Hacking Major Appliances For Fun And Profit?
waynelorentz asks: "I've finally reached a point in my life where my time with my family is more important than my money, so I've given in to my wife's persistent urging and bought a Roomba robotic vacuum. While I'm waiting for delivery, I googled for additional information about it and found there is a fledgling community of Roomba hackers outfitting their Roombas with cameras and other equipment. So, it got me wondering - what other appliances have Slashdot-types hacked? I remember when the Internet was young, there were coffee and soda machines you could ping, and the fabled Jellyjet toaster. Anything else?"
Oh, come on.
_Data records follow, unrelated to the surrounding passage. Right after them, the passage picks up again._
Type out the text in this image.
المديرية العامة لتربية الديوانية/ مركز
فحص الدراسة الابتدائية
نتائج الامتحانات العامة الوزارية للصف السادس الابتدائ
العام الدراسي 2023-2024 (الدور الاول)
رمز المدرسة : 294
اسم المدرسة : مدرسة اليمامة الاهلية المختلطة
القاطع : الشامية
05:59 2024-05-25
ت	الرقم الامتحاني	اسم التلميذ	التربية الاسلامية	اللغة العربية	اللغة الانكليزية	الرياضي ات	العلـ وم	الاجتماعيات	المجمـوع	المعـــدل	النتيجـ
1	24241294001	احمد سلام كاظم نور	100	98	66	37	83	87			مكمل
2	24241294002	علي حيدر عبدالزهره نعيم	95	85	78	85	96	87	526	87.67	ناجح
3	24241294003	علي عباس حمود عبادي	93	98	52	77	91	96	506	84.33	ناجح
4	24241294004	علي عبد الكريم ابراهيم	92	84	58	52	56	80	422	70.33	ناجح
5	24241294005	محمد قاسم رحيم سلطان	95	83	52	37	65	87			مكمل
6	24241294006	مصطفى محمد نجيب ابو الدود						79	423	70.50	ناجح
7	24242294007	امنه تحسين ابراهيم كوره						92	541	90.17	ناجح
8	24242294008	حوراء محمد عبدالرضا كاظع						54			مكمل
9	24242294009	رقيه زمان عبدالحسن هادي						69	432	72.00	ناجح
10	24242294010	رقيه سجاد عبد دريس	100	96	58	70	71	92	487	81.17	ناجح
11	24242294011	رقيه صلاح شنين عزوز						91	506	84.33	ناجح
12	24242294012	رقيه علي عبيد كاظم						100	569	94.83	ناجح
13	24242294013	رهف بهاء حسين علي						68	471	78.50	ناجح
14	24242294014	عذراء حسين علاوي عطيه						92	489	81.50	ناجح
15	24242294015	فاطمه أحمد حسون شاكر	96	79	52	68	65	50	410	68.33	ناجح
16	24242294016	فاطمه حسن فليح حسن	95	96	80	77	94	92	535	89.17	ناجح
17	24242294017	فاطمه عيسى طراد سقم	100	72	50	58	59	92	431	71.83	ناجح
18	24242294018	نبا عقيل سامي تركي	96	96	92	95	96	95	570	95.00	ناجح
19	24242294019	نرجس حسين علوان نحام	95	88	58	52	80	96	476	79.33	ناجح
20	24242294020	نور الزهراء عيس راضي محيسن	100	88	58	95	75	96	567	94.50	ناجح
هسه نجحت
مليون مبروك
Does that type of inaccuracy really degrade the meaning of the post?
It's people like you who'd kill someone for saying "PIN number."
Sorry, the popular term for a PIN is "PIN number" because a pin is a small tack-like fastener. And the popular term for the WWW is "the Internet" because "world wide web" is too long to write out, "WWW" is nine syllables, and a "web" is where spiders live. Neither term is correct, and that fact makes no difference in either case.
The moral of the story: "World Wide Web" is a stupid term and nobody uses if for that precise reason. Even its acronym is the longest three-letter acronym (in syllables) you could possibly have.
Oh, and "Worldwide" is one word. So it be "ww," not "www."